Consider the Lane-Emden equation $$-\Delta u=u^{\frac{d+2}{d-2}} $$ in $\mathbb{R}^d$ with $d\geq 3$ and $u>0$ a positive $C^2$-solution. It is well-known, due to [Caffarelli et al., CPAM '89] that $u$ must take the form $$ u(x)=a\Big(\frac{b}{1+b^2|x-x_0|^2}\Big)^{\frac{d-2}{2}}$$ for some $a,b>0$ and $x_0\in\mathbb{R}^d$ (these are the so-called Aubin-Talenti bubble functions).
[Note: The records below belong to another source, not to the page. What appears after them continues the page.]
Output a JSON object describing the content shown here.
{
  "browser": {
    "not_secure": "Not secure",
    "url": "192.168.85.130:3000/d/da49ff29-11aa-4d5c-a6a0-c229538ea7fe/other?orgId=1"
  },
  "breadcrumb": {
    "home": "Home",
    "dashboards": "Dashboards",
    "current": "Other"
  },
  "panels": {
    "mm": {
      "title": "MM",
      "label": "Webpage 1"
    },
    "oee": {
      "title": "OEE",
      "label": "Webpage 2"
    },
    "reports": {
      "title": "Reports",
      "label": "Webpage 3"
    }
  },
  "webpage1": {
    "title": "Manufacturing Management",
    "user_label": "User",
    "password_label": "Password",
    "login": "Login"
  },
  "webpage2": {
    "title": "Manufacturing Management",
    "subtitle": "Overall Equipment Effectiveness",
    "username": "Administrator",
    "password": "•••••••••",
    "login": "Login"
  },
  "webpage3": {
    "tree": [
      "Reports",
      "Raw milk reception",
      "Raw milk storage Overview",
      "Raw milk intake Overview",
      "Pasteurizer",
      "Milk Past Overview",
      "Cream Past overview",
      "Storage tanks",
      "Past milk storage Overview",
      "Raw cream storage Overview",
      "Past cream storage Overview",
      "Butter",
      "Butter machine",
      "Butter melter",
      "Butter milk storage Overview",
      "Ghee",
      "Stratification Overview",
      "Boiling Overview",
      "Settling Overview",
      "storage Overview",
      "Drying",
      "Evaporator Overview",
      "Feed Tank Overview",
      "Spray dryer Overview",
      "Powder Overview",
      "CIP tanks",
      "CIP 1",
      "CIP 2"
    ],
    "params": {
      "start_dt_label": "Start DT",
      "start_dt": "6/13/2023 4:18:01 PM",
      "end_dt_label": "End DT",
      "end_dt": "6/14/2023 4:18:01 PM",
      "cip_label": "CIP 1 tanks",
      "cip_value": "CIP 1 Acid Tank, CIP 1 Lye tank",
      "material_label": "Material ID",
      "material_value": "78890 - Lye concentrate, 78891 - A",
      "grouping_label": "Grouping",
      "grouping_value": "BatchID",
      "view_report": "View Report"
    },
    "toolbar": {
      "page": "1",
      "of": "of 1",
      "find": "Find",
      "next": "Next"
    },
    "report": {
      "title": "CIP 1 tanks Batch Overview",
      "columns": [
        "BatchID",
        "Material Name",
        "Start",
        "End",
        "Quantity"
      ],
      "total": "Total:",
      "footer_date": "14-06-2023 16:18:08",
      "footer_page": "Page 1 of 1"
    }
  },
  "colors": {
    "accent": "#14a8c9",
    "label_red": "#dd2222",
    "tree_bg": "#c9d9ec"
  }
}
Now let us consider $$-\Delta u+\beta u=u^{\frac{d+2}{d-2}}.$$ We will assume that $u$ is still a positive $C^2$-solution, and we also assume that $\beta>0$. Of course, when for instance assuming that $u$ is constant along one or more $x_i$-directions, the equation becomes the energy-subcritical semilinear elliptic equation and it is well-known that it has smooth solution. Therefore my questions would be:
Does the second equation have positive solution that is non-trivial along all directions?
When assuming $\beta$ is positive, is it necessary that $u$ must be constant along at least one $x_i$-direction?
Thank you for your ideas in advance!